I'll throw my hat in the ring re magit too. I don't get what's so amazing about it, it seems more difficult to use and git cli is already great, why should I switch?
It’s funny but magit is probably the number one thing that sold my teammates on Emacs :simple_smile:
I bounce between multiple branches on multiple projects all day long so magit’s branch management has become muscle memory for me — and it’s so much less typing than the command line :simple_smile:
I used to use scm_breeze back in my vim/tmux days. It’s great. But now that I’m on the Spacemacs bandwagon, it’s magit all the way.
Let's see how I can put it
If all you do is pull/commit/push then magit is a pretty interface on top of that, which also exposes some options you might not have known of.
If you do a lot of branching, branch/tag managing, then the magit interface makes everything much much faster than the command line alternative
Then there's all those other features, like rebasing onto, interactive rebasing, staging hunks, stashing, remotes managements. Not only does Magit have a much nicer interface for these, but it also exposes them to you in a super intuitive way.

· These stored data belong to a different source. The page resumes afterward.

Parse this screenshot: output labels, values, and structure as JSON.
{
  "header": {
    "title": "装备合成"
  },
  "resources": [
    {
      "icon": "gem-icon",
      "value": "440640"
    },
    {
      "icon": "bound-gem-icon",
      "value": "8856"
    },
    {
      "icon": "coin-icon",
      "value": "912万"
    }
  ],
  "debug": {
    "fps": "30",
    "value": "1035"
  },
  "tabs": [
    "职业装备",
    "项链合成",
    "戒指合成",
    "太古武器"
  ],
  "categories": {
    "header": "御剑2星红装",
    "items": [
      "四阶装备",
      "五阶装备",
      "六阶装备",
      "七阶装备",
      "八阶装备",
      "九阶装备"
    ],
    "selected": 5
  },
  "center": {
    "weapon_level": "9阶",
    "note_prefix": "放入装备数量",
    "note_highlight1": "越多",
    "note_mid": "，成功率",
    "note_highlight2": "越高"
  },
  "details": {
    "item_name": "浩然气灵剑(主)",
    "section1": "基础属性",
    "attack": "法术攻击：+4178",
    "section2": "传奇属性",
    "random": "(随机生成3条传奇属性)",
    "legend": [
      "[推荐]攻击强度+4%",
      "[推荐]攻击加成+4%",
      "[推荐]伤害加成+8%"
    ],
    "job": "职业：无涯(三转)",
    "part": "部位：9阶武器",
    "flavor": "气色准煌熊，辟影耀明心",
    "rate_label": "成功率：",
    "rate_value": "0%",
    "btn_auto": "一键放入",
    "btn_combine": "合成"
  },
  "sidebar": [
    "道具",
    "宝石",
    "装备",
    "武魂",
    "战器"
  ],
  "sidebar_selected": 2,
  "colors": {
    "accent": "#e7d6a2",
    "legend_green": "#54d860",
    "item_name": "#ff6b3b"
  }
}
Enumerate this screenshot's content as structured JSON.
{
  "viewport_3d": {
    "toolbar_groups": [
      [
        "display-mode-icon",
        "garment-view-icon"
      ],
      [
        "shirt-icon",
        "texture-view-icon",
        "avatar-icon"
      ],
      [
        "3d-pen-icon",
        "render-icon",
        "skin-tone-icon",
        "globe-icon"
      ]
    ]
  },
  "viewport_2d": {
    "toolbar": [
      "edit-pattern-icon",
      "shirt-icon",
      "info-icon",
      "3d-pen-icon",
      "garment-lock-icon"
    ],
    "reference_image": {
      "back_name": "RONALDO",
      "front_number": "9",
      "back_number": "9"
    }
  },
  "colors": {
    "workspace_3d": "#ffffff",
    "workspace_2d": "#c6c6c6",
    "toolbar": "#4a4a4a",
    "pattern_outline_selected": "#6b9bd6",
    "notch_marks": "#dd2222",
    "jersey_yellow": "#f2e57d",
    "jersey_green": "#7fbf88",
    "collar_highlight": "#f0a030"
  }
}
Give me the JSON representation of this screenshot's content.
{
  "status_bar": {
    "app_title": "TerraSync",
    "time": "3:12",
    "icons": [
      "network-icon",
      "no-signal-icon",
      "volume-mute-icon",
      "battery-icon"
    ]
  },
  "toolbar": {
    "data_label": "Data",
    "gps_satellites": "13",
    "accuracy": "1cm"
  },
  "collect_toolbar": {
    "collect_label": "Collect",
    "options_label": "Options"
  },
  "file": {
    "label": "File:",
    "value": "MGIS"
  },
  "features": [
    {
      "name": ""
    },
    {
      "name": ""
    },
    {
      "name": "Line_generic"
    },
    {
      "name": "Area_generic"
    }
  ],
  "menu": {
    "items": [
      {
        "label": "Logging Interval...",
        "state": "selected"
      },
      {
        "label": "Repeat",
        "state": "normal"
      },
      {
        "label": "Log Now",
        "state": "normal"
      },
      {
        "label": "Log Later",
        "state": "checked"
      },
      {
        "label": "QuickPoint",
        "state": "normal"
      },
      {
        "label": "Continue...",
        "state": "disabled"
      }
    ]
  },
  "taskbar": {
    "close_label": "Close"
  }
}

So, assuming you know basic git, magit actually teaches you advanced git much better than most guides out there.
I tried Magit for the first time yesterday. I like that I can just type C-x g
to open status, n n [TAB] n s n s n [TAB] ...
to stage, then c c
to commit. Way fewer keystrokes than git status
, git add ...
, etc
And when I'm doing a messy merge or rebase, I anticipate it will be valuable to not have to leave emacs to resolve the merge conflicts.
does magit play nicely with ssh/tramp connections? that's one thing that git-gutter is pretty bad at.
@arrdem: I’ve used magit over tramp before. It worked.